Toffin believes there is a straightforward economic argument for deploying video detection systems like AID. "We see more and more enquiries from toll authorities wanting to reduce congestion," confirms Toffin, referring to The Millau viaduct in France – one famous example where video detection is crucial.

The Millau Viaduct is a large cable-stayed road-bridge that spans the valley of the River Tarn near Millau in southern France. It is the tallest vehicular bridge in the world, with one mast's summit at 343 metres (1,125ft) – slightly taller than the Eiffel Tower.

"People pay the toll to avoid congestion," says Toffin. "However, if there is an incident on the toll then some will revert back to using the free alternate routes. Every minute of congestion costs hundreds of dollars."

User-friendly software

Last month Citilog released version six of its AID software. It promises fewer false alarms and offers video clips of every detected incident in CCTV quality. However, it is the new interface that will ensure that vehicle detection is made easier than before.

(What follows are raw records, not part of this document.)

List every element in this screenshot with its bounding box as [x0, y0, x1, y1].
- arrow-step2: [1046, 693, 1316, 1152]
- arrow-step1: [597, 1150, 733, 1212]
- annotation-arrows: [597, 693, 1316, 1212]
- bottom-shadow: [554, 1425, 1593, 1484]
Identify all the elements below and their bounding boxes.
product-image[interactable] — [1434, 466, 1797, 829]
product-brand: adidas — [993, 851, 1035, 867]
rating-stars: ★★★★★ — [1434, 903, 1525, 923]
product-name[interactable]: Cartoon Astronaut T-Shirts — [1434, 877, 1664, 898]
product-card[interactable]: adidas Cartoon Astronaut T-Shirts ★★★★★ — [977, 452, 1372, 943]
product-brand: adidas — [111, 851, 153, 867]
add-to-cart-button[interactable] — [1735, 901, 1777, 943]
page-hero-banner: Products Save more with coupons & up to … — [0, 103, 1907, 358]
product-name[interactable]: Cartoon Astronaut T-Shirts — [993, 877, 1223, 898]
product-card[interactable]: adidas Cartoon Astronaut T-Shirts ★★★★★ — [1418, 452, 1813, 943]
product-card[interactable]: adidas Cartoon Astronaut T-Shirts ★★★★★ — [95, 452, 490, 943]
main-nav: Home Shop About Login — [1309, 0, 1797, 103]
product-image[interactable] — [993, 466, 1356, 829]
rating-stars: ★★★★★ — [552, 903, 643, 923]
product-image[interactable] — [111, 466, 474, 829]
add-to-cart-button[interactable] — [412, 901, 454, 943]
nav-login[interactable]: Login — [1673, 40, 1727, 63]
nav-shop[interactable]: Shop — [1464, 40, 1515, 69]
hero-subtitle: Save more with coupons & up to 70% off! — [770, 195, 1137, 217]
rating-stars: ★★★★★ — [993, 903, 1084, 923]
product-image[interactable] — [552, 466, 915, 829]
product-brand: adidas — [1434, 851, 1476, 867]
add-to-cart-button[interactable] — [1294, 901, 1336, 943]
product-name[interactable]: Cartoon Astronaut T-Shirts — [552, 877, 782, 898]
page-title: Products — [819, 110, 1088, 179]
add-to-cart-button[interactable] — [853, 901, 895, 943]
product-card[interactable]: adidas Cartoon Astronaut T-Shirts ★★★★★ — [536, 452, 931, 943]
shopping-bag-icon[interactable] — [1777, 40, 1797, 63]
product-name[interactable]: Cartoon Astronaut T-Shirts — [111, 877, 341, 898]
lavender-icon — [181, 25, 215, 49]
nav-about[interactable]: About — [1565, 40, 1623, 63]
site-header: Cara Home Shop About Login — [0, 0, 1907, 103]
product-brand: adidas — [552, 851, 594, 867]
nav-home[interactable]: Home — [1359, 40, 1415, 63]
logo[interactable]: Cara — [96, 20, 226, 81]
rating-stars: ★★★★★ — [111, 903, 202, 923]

"The graphic user interface has been totally reworked," explains Toffin. "We’ve had the same interface for the last four years and after accumulating wish lists from clients they have been incorporated into the system making it easier to work on."

This has led to version six which includes better performance of algorithms which are video enhanced to allow vehicle tracking at any time with trajectory-based stopped vehicle detection.

With many successful tunnel deployments still being rolled out worldwide – on the French Riviera, China’s Chongqing province, and Paris’s west ring road (the A86) – Citilog’s success in tunnel surveillance makes up just part of Citilog’s video-detection future.

"The future for Citilog and surveillance is in tunnels, but it is expanding," says Toffin.

“[AID software] promises fewer false alarms and offers video clips of every detected incident in CCTV quality.”

The deployment of video-detection in tunnels has meant that less sensitive infrastructure has also benefited from the products.

"Baltimore deployed close to 100 cameras and in the next step deployed the system to its outdoor cameras," says Toffin. This type of move is typical by authorities and has proved over time that video detection products like AID reduce risk and economic impact in less sensitive areas.

"Tunnels are viewed as the most sensitive infrastructure so that is where surveillance started, second is bridges – as they are also very sensitive – then highways and expressways. We are seeing an increased activity in bridges and open roadways so this is becoming the trend more and more. We will not move away from tunnels, but will also move to less sensitive infrastructure."